February 01, 2018 2:00 PM
        

 

Keith Brannon
kbrannon@tulane.edu
504-862-8789

Dr. Gregory Stewart and a team from Tulane University School of Medicine are in Minneapolis for Super Bowl LII to conduct health screenings for more than 100 retired NFL players for the NFL Player Care Foundation's Healthy Body & Mind Screening program.

 

Tulane University physicians and staff are in Minneapolis for football’s biggest game of the year — Super Bowl LII — to help former players stay in good health.

A team from Tulane University School of Medicine will be conducting three days of health screenings for more than 100 retired NFL players for the NFL Player Care Foundation. Tulane is the research and medical partner for the Foundation’s Healthy Body & Mind Screening program.
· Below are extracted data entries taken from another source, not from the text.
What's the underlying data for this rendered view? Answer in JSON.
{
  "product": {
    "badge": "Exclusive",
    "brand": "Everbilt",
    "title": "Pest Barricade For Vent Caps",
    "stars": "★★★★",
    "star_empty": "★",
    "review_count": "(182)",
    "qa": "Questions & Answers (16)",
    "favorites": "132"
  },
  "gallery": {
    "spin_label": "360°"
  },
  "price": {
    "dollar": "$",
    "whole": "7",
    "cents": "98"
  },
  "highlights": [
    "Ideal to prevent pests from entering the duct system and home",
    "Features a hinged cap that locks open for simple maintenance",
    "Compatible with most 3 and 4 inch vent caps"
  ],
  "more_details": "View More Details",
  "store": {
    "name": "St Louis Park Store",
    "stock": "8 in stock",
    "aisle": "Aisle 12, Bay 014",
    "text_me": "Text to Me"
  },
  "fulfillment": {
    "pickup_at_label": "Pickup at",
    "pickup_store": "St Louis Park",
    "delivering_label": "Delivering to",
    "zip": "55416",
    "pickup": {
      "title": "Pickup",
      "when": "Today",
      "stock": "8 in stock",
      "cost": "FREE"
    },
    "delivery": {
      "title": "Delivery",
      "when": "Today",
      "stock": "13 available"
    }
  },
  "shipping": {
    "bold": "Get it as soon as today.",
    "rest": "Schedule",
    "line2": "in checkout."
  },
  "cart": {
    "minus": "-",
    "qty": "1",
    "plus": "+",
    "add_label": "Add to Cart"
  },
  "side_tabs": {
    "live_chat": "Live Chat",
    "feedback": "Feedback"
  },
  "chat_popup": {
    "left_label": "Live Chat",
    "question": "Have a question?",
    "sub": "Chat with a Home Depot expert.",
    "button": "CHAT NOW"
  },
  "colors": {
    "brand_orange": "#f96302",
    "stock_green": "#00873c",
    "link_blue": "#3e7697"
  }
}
Tulane will evaluate former athletes for cardiovascular and prostate health and recommend follow-up care, if necessary. The program also offers mental health resources and health education. Tulane staff conduct 10 screenings for the program across the country each year and see more than 500 former players annually.

“We are finding people who have either uncontrolled blood pressure problems that they weren't aware of or other issues at every single screening we go to,” said Gregory Stewart, MD, co-director of the Tulane Center for Sport and the W. Kennon McWilliams Professor in Sports Medicine. “This includes kidney issues and prostate cancer.”

This will be Tulane’s third Super Bowl event, but Stewart says the excitement and fanfare in each new city only builds each year.   

“It’s probably the biggest sporting event in the world,” he said. “And you're there to be a part of it and not just there to experience it.”

The NFL Player Care Foundation hosts screenings across the country in NFL team cities and at regional events that attract large numbers of retired players such as Pro Football Hall of Fame Week and the NFL Players Association and NFL Alumni Annual Meetings. The screenings are offered as part of the NFL Player Care Foundation’s research programs, which help to advance public awareness and scientific understanding of health issues that affect former NFL players.